APRIL 2, 2010
DON’T REPEAL THE 17TH AMENDMENT
It would increase corruption and limit democracy.
By JOSHUA SPIVAK
Seemingly embittered by the passage of the health care reform, Congressman Louie Gohmert, R-Texas, has proposed a radical action to help his party: repealing the 17th Amendment — which mandates the direct election of senators. Instead, Gohmert would have state legislatures once again elect U.S. senators.
This isn’t a new idea — over the last few years it has been gaining popularity with conservative proponents of federalism. The theory behind this revision is that it would increase the power of the states in the political process, and have elected officials who, presumably, would care primarily about the state’s interest. Perhaps not coincidentally, the plan would probably benefit the Republican Party, adding a handful of senators to its total number of representatives.
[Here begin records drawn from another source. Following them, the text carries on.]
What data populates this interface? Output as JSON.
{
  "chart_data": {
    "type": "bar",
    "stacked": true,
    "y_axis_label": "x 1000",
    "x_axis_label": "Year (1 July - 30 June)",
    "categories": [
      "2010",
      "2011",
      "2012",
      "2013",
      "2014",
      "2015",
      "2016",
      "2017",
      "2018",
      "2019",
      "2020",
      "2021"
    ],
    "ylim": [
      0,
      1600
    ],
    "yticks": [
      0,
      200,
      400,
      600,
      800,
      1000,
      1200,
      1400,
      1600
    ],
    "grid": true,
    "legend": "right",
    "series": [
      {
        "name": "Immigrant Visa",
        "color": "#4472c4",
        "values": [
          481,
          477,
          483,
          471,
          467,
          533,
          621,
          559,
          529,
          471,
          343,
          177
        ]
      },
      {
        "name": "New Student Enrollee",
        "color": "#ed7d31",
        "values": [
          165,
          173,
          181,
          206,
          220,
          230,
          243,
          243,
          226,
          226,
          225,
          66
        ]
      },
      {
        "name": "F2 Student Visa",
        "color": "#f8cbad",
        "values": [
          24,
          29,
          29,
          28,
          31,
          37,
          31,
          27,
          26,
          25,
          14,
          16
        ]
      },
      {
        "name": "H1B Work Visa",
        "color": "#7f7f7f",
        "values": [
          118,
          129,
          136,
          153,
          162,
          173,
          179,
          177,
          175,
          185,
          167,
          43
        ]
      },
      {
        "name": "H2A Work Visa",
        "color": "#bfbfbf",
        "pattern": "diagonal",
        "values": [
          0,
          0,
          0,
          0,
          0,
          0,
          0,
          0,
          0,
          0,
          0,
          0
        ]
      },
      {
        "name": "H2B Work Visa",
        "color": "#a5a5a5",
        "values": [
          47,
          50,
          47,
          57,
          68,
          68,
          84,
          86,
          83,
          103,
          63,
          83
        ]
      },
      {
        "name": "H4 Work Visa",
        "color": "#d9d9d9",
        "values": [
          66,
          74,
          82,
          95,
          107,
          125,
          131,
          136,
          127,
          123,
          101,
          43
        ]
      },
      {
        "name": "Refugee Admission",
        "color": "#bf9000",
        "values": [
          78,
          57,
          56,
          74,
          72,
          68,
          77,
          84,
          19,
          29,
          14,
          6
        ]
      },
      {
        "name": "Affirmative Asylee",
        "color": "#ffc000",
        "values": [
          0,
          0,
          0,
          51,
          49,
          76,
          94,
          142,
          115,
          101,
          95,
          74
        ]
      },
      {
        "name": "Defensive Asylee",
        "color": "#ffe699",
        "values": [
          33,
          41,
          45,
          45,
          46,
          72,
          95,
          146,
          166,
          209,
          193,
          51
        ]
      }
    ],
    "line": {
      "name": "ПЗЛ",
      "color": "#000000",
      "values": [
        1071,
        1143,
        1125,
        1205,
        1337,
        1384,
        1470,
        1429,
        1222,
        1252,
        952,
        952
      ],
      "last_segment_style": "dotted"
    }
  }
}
While Gohmert and others may like the short-term political benefit, it does beg a basic question: Have any of its proponents looked at the state of state legislatures? The “laboratories of democracy” have not exactly been the source of national pride, as they are frequently in the news for some new leadership indictment. For example, over the last few years current and former legislative leaders in New York, Massachusetts, Alaska and Florida were indicted on corruption-based charges. It is rare that a state doesn’t have prominent legislative leaders facing investigation and indictment.
But what would be the practical effect if the state legislatures were tasked with choosing senators? Currently, Senatorial hopefuls have to raise and spend a huge amount of money to have a chance at winning election. The money is needed to woo voters — as it is spent on ads, get-out-the-vote campaigns and others basics tool of electoral democracy.
Repealing the 17th Amendment would not remove this pervasive influence of money in the process. Candidates would still spend a ton of it (both personal and fundraised) to win office — only this time it would be directed at one specific interest group: state legislators. The senators and assembly representatives would be showered with campaign funds and other potential benefits (after all, many of the part-time legislators hold outside jobs). Avoiding bribery and corruption in the selection process was one of the stated impetuses for the 17th Amendment in the first place. Despite a century of campaign finance reform debates and better investigative techniques, nothing has really changed with the state legislature. We may quickly find that enough legislators are still susceptible to financial inducements.
But that is not the only problem. State legislative elections would be instantly nationalized. We would quickly see massive amounts of campaign money spent to influence key local races. The issues that state legislators ran on would be further nationalized, turning local races on local issues into a national fever pitch environment, with the election decided on topics that have nothing to do with an average legislator’s job. This already happens, of course, but it will become the norm. We can also expect recall elections run specifically to try and gain the majority in a closely divided legislature. This has also already happened, but may be a regular occurrence under the new system.
Maybe the worst result is one that is already being threatened — the growth in importance of gerrymandering. Redistricting is already overwhelmingly important. After the census is taken each decade, state legislatures redraw district lines. The law requires that each district contain an equal population. But even with this limitation, political leaders are able to slice the maps to maximize political benefit. Elected officials are aware that, with careful crafting skills, they can give themselves and nearly everybody in their party virtually unbeatable districts. The value is so great that former House Majority Leader Tom DeLay basically gambled his career on doing a controversial mid-term redistricting to score a few more seats for the Republicans in Texas. This year both parties are raising and spending money specifically to elect state legislators to help win the gerrymandering war. Imagine how much more intense this battle will become, and how much more the parties will lean on abusive redistricting practices, if the U.S. Senate itself is actually at stake.
The argument to get rid of the direct election of senators is a tough sell. It goes against the strong current in America favor of increased democracy. Though they claim it would benefit the populace by restoring the federal-state balance and presumably limit government, proponents would have to overcome the argument that they, in effect, do not trust the American people to properly select their own officials.
These are high hurdles to jump. Just as bad, though, is if voters are asked to take a look at the modern record of state legislatures throughout the country. While they may decide that repealing the 17th Amendment is not the worst idea in the world, they’ll certainly realize it’s up there.
Joshua Spivak is a senior fellow at the Hugh L. Carey Institute for Government Reform at Wagner College.